Die genannten zwei Aspekte des „Crossfeed“ finden sich in den Frontschaltern des Mini wieder. Hat man die Matrix-Funktion mit dem entsprechenden, links vom Potentiometer befindlichen Schalter aktiviert, werden die drei rechtsseitigen Schalter relevant:
„Crossfeed“ regelt dreistufig die erwähnte Pegel- und „Angle“ (ebenfalls dreistufig) die Zeitdifferenz. Letztere bestimmt in besonderem Masse den Eindruck der Breite der fiktiven Lautsprecheraufstellung, woraus sich die Stufung nach Winkel-Werten erklärt, die jeweils dem Winkel zwischen Hörer und einem Lautsprecher korrespondieren. Die 30°-Stellung verweist somit auf eine Lautsprecheraufstellung in einem gleichseitigen Dreieck mit dem Hörer (also mit drei 60°-Winkeln).
Da die Crossfeed-Matrix infolge des Übersprechens die Stereomitte stark aufwertet, findet sich ein dritter Schalter, mit dem bei Bedarf die Mitte etwas im Pegel zurückgenommen werden kann, falls dies bessere Einordnung ins Gesamtklangbild erbringt.
Wer Erfahrungen mit konkurrierenden Hardware-Crossfeed-Schaltungen (insbesondere älterer Bauart) besitzt, mag vielleicht mit gedämpften Erwartungen an die Wirksamkeit einer solchen Matrix herangehen.
Umso positiver wird dann die Überraschung sein, im Mini eine fein und dennoch mit klar hörbaren Stufungen differenzierbare Schaltung zu finden, die angenehm klingt und bereits in jeder Einstellung hochwirksam ist; und deren obere Stärkegrade ein Potential bereitstellen, das das Gros der Hörer vielleicht gar nicht benötigt, das aber quasi beruhigende Reserve beinhaltet, um die volle Breite der Hörgeschmäcker sowie der verschiedensten Kopfhörer-Typen abzudecken.
Wieviel die Matrix des Mini tatsächlich leistet, um das Klangbild aus der unnatürlichen Position im Kopf oder an dessen Aussenseiten herauszulösen und virtuell nach vorn vor den Hörer zu bringen, dessen kann man sich jederzeit —und oft wieder staunend— durch Rückschalten in den Off-Modus vergewissern.

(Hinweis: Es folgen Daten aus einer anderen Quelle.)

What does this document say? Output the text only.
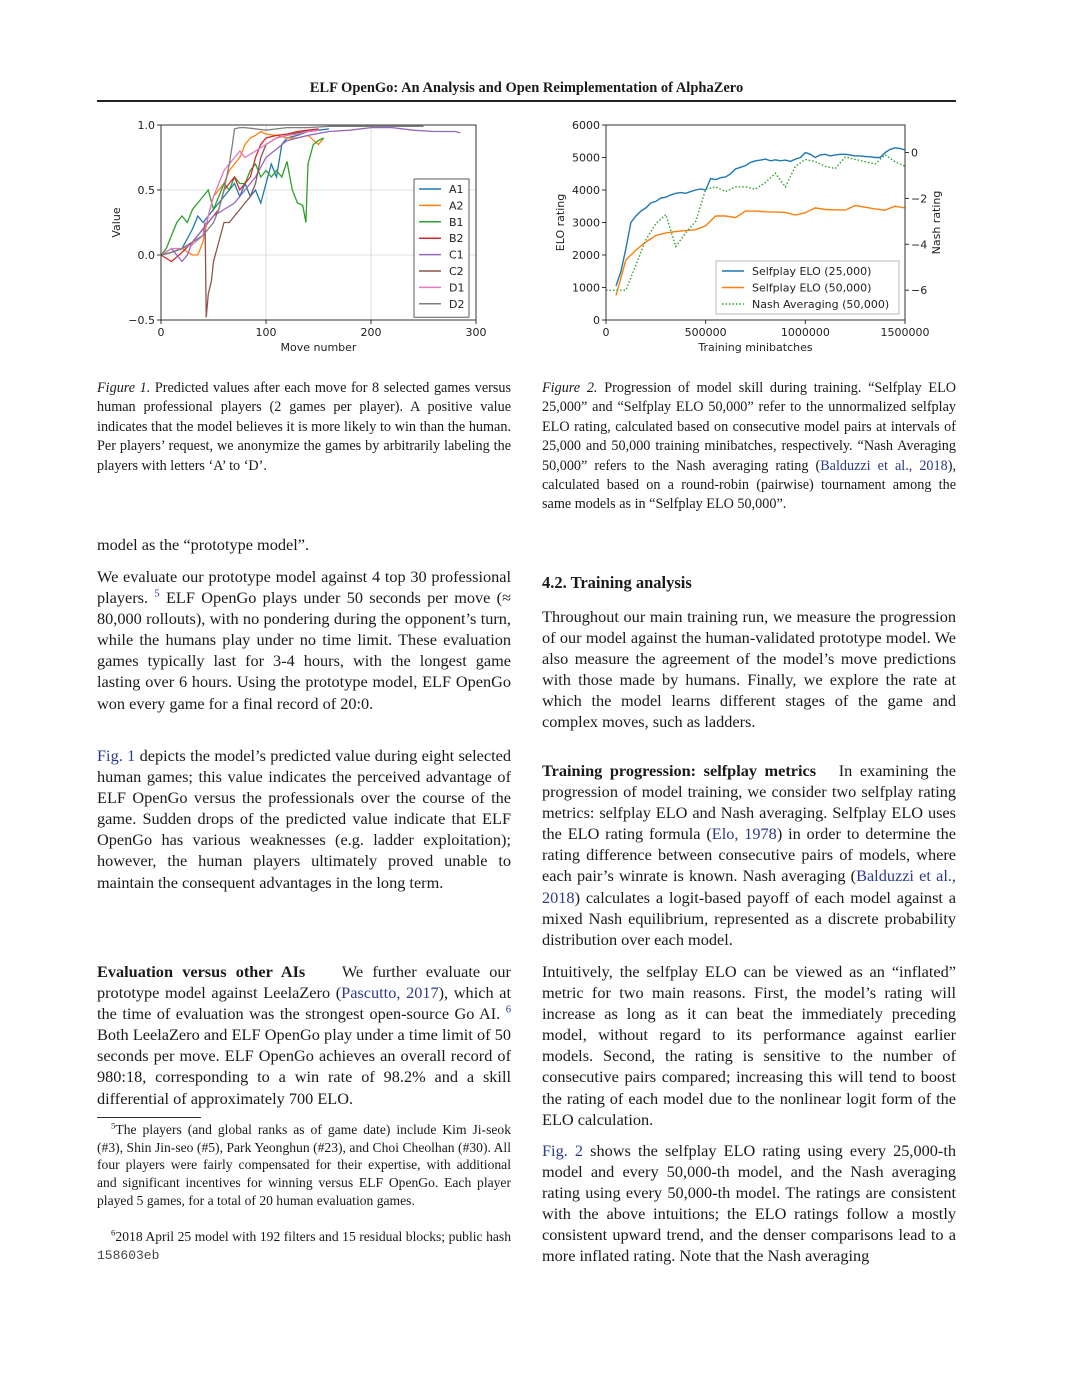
ELF OpenGo: An Analysis and Open Reimplementation of AlphaZero
0	100	200	300
−0.5
0.0
0.5
1.0
Move number
Value
A1
A2
B1
B2
C1
C2
D1
D2
0	500000	1000000	1500000
0
1000
2000
3000
4000
5000
6000
0
−2
−4
−6
Training minibatches
ELO rating	Nash rating
Selfplay ELO (25,000)
Selfplay ELO (50,000)
Nash Averaging (50,000)
Figure 1. Predicted values after each move for 8 selected games versus human professional players (2 games per player). A positive value indicates that the model believes it is more likely to win than the human. Per players’ request, we anonymize the games by arbitrarily labeling the players with letters ‘A’ to ‘D’.
Figure 2. Progression of model skill during training. “Selfplay ELO 25,000” and “Selfplay ELO 50,000” refer to the unnormalized selfplay ELO rating, calculated based on consecutive model pairs at intervals of 25,000 and 50,000 training minibatches, respectively. “Nash Averaging 50,000” refers to the Nash averaging rating (Balduzzi et al., 2018), calculated based on a round-robin (pairwise) tournament among the same models as in “Selfplay ELO 50,000”.
model as the “prototype model”.
We evaluate our prototype model against 4 top 30 professional players. $^5$ ELF OpenGo plays under 50 seconds per move (≈ 80,000 rollouts), with no pondering during the opponent’s turn, while the humans play under no time limit. These evaluation games typically last for 3-4 hours, with the longest game lasting over 6 hours. Using the prototype model, ELF OpenGo won every game for a final record of 20:0.
Fig. 1 depicts the model’s predicted value during eight selected human games; this value indicates the perceived advantage of ELF OpenGo versus the professionals over the course of the game. Sudden drops of the predicted value indicate that ELF OpenGo has various weaknesses (e.g. ladder exploitation); however, the human players ultimately proved unable to maintain the consequent advantages in the long term.
Evaluation versus other AIs    We further evaluate our prototype model against LeelaZero (Pascutto, 2017), which at the time of evaluation was the strongest open-source Go AI. $^6$ Both LeelaZero and ELF OpenGo play under a time limit of 50 seconds per move. ELF OpenGo achieves an overall record of 980:18, corresponding to a win rate of 98.2% and a skill differential of approximately 700 ELO.
$^5$The players (and global ranks as of game date) include Kim Ji-seok (#3), Shin Jin-seo (#5), Park Yeonghun (#23), and Choi Cheolhan (#30). All four players were fairly compensated for their expertise, with additional and significant incentives for winning versus ELF OpenGo. Each player played 5 games, for a total of 20 human evaluation games.
$^6$2018 April 25 model with 192 filters and 15 residual blocks; public hash 158603eb
4.2. Training analysis
Throughout our main training run, we measure the progression of our model against the human-validated prototype model. We also measure the agreement of the model’s move predictions with those made by humans. Finally, we explore the rate at which the model learns different stages of the game and complex moves, such as ladders.
Training progression: selfplay metrics   In examining the progression of model training, we consider two selfplay rating metrics: selfplay ELO and Nash averaging. Selfplay ELO uses the ELO rating formula (Elo, 1978) in order to determine the rating difference between consecutive pairs of models, where each pair’s winrate is known. Nash averaging (Balduzzi et al., 2018) calculates a logit-based payoff of each model against a mixed Nash equilibrium, represented as a discrete probability distribution over each model.
Intuitively, the selfplay ELO can be viewed as an “inflated” metric for two main reasons. First, the model’s rating will increase as long as it can beat the immediately preceding model, without regard to its performance against earlier models. Second, the rating is sensitive to the number of consecutive pairs compared; increasing this will tend to boost the rating of each model due to the nonlinear logit form of the ELO calculation.
Fig. 2 shows the selfplay ELO rating using every 25,000-th model and every 50,000-th model, and the Nash averaging rating using every 50,000-th model. The ratings are consistent with the above intuitions; the ELO ratings follow a mostly consistent upward trend, and the denser comparisons lead to a more inflated rating. Note that the Nash averaging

In dieser Leistungsfähigkeit vermag die Matrix sogar mit einer guten Crossfeed-Software-Implementation (z.B. als VST-Plugin) gleichzuziehen. Wer mit solcher Software zu arbeiten gewohnt ist, wird den Mini also doppelt schätzen in Fällen, in denen ein Computer nicht zur Verfügung steht, aber verlässliches Monitoring notwendig ist und dieses ausschliesslich oder zumindest auch per Kopfhörer erfolgen soll.
Fazit: Eindeutige Empfehlung für den Mini, und angesichts dessen moderaten Preises erst recht!